Abstract

To analyse mortality for spontaneous intracerebral haemorrhage (ICH), myasthenia gravis (MG) and Guillain-Barré syndrome (GBS) from 1996 to 2009 in UK intensive care units (ICUs). We used the Intensive Care National Audit & Research Centre (ICNARC) database. We identified specialised neurosciences critical care units (NCCUs) (n=16), general ICUs with full neurological support (n=48) and general ICUs with limited neurological support (n=138) and undertook descriptive analyses for each condition. Poisson regression was used to identify trends in admission rates, median regression to identify trends in lengths of stay (LOS), and logistic regression (Wald test) to analyse interaction between unit type and time period; odds ratios were calculated for hospital mortality associated with unit types. For ICH (n=10,313 cases), overall ICU mortality was 42.4%, and acute hospital mortality 62.1%. In NCCU, LOS was longer, but mortality lower, and over time, mortality from ICH decreased faster. For MG (n=1,064 cases) and GBS (n=1,906 cases), overall mortality was relatively high (MG: 8.7% ICU mortality and 22% acute hospital mortality; GBS: 7.7 and 16.7%, respectively); overall mortality did not decrease over time.

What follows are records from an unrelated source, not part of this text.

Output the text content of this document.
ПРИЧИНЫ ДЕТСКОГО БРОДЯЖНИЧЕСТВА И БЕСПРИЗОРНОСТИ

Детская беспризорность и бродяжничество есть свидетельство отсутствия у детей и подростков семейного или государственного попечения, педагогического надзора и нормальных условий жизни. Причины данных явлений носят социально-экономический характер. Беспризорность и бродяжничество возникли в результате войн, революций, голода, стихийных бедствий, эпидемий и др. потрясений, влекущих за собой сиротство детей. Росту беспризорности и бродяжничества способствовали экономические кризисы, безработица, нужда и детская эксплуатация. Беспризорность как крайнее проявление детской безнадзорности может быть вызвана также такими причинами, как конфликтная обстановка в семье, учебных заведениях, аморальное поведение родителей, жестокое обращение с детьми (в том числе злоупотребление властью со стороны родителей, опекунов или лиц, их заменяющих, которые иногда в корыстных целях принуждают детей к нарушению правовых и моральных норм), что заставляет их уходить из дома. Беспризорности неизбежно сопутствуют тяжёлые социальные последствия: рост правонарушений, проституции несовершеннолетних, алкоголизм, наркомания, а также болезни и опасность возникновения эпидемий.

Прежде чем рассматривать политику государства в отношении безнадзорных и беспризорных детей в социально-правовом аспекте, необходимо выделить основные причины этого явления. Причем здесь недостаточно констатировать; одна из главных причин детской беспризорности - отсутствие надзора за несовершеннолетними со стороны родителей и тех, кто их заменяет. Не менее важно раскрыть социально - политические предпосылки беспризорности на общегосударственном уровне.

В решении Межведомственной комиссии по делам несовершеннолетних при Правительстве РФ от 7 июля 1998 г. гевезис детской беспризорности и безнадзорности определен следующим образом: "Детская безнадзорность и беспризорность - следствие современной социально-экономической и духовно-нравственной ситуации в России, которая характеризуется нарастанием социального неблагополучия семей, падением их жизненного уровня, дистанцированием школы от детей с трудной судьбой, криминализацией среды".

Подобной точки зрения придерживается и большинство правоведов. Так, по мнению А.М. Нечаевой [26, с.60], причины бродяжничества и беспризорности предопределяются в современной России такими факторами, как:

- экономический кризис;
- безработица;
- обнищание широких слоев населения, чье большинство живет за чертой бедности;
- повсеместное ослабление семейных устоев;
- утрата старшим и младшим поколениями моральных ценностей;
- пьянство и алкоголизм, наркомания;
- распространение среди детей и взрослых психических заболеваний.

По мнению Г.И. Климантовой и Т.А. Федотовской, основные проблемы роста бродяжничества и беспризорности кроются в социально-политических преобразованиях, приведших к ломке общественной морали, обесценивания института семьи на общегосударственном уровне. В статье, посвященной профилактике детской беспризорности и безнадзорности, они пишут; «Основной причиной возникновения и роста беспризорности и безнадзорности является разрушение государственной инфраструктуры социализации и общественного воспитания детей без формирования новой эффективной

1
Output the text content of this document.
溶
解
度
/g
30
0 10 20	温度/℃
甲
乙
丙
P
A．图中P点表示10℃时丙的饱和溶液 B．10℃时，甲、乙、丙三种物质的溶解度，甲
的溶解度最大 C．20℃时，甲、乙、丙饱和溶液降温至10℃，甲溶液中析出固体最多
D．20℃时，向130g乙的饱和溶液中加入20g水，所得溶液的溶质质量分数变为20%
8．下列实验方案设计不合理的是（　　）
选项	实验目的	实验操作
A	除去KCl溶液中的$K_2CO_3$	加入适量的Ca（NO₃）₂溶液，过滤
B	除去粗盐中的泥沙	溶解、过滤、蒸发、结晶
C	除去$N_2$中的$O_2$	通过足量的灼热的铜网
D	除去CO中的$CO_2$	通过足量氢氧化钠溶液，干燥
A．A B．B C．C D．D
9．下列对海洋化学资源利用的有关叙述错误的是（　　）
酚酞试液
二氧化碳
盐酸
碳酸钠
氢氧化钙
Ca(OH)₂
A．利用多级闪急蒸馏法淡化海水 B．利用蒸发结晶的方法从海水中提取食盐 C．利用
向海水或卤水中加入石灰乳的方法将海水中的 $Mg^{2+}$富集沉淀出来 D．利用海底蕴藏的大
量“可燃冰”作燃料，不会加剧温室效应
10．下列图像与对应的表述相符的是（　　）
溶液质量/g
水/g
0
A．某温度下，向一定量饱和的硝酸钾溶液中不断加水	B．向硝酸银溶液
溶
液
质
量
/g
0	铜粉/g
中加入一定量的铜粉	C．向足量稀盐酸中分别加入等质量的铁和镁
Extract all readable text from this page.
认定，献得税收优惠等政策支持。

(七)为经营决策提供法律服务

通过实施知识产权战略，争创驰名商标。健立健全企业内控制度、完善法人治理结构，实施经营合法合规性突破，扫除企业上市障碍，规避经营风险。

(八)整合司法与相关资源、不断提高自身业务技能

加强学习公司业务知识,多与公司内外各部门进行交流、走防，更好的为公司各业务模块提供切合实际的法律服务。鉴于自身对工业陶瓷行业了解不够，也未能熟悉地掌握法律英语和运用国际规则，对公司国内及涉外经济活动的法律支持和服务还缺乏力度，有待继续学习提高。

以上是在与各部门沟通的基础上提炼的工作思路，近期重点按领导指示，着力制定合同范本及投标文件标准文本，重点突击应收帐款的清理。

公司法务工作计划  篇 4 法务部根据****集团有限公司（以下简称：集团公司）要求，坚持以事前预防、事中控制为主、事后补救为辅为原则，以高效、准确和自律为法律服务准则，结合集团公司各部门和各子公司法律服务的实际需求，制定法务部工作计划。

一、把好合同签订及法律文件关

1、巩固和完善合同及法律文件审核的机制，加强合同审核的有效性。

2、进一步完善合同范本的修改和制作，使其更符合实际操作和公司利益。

This first large-scale analysis of outcomes in acute neurological disease in the UK demonstrates real-life mortality higher than published series. NCCU care is associated with increased survival in conditions requiring highly specialised intensive care techniques, but high-quality step-down care is pivotal in others. Strategies that truly improve outcomes must integrate emergency department management, ICU admission criteria, NCCU treatment, high-quality step-down care and neurorehabilitation.